A few years ago scientists were studying Cretans for clues to their longevity. The conclusion: high consumption of olive oil, fruits, grains, and vegetables, plus lots of hard physical work, was what kept heart disease rates low on Crete and in other parts of Greece. Now another island, Okinawa, south of Japan, is in the news, thanks to a best-selling book called The Okinawa Program, by researchers Bradley and Craig Willcox and Makoto Suzuki.

Since 1976 the Japanese Ministry of Health has been studying older Okinawans (who live in traditional cultures presumably unaffected by the American presence), hoping to unlock the secrets of their amazing good health. What's most interesting about them is that they have the longest disability-free life expectancy in the world. Okinawa boasts the highest percentage of centenarians anywhere. Heart disease rates are low: 80% fewer heart attacks than Americans, and Okinawans who have heart attacks are more likely to survive. Breast and prostate cancer are so rare as to be unheard of among the older population. Obesity is equally rare.

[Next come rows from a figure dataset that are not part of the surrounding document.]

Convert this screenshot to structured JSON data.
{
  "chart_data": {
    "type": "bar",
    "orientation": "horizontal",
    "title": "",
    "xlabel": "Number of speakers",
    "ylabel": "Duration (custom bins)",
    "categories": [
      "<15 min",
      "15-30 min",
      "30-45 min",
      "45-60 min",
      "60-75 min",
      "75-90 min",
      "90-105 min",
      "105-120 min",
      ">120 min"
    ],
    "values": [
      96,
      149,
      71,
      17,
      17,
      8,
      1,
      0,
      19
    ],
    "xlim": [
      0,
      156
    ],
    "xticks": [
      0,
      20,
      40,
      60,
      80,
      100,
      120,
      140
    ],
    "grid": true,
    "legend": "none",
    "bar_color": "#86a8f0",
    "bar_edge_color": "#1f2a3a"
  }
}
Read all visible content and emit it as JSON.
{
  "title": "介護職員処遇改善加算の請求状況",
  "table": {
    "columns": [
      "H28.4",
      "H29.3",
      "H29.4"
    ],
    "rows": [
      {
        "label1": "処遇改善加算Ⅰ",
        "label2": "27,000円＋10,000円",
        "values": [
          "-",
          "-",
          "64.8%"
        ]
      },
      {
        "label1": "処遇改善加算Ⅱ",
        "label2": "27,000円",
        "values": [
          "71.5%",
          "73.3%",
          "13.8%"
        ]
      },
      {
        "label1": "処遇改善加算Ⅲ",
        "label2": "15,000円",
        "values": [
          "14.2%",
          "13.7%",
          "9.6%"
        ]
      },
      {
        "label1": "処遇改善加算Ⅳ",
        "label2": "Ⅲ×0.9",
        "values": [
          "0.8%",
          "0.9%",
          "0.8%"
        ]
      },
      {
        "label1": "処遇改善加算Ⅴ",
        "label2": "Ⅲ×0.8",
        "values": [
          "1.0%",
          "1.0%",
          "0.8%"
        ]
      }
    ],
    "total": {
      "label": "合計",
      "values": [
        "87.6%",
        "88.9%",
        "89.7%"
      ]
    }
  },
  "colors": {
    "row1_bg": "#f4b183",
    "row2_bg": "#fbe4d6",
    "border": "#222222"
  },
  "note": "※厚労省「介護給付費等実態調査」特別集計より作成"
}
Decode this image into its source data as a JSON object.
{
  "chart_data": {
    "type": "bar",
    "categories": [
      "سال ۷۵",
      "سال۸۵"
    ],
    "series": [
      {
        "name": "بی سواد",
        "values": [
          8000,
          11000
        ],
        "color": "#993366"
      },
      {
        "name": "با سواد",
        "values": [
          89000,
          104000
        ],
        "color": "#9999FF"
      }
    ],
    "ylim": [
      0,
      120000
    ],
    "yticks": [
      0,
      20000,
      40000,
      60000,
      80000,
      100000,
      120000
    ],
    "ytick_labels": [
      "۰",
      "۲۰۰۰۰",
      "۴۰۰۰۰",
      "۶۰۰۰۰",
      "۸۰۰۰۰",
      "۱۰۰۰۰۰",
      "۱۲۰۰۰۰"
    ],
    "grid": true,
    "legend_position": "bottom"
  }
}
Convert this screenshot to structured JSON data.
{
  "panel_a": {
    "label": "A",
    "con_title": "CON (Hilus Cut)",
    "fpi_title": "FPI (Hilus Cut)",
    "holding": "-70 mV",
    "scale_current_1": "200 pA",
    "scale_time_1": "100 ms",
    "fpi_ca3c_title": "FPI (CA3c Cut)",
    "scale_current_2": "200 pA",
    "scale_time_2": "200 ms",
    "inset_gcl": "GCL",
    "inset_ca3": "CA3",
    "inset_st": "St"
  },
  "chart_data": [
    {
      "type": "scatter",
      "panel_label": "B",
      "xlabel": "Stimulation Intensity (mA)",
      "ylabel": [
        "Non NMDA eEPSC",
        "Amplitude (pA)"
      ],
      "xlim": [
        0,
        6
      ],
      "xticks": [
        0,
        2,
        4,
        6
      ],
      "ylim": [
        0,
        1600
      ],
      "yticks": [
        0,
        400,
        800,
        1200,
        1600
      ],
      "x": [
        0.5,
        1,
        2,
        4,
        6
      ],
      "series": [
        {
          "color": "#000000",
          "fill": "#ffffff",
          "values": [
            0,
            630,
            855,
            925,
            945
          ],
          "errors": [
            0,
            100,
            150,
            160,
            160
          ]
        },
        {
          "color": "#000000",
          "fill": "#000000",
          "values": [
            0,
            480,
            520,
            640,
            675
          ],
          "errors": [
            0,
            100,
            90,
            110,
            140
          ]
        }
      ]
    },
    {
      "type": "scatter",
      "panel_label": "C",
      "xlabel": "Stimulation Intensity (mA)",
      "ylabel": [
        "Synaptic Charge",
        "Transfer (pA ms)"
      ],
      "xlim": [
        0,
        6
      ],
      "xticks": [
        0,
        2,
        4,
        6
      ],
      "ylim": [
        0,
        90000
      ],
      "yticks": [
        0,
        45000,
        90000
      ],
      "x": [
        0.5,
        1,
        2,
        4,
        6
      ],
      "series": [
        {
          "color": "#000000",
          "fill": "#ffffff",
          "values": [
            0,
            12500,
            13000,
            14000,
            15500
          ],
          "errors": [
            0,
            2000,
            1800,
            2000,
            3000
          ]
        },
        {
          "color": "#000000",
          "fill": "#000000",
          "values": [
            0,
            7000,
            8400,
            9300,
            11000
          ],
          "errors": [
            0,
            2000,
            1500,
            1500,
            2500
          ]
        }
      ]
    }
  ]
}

The average Okinawan citizen consumes at least seven servings of vegetables daily, and an equal number of grains (in the form of noodles, bread, and rice—many of them whole grains). Add to this two to four servings of fruit, plus tofu and other forms of soy, green tea, seaweed, and fish rich in omega-3s (three times weekly). Sweet potatoes, bean sprouts, onions, and green peppers are prominent in the diet. Vegetables, grains, and fruits make up 72% of the diet by weight. Soy and seaweed provide another 14%. Meat, poultry, and eggs account for just 3% of the diet, fish about 11%. The emphasis is on dark green vegetables rich in calcium (Okinawans, like other Japanese, don't eat much dairy). Okinawans do drink alcohol, but women usually stick to one drink a day, while men average twice that. Moderation is the key.

In short, the average Okinawan's diet is far richer in complex carbohydrates and plant-based foods, and lower in fat, than the average American's. (It's completely different from low-carbohydrate plans like the Atkins and Zone diets.)

These people are far from sedentary. Most practice martial arts and traditional Okinawan dance. They garden, they walk. Even at age 100, they look lean and healthy. (For photographs and other information, visit the program's website.) Furthermore, they live comfortably and share the same spiritual and religious values, and the status of women is high. The health-care system is good and covers everybody.

You don't need to move to the Pacific rim to eat—and exercise—like an Okinawan. You can start on your own as soon as your are ready to commit to a healthy lifestyle. Try it.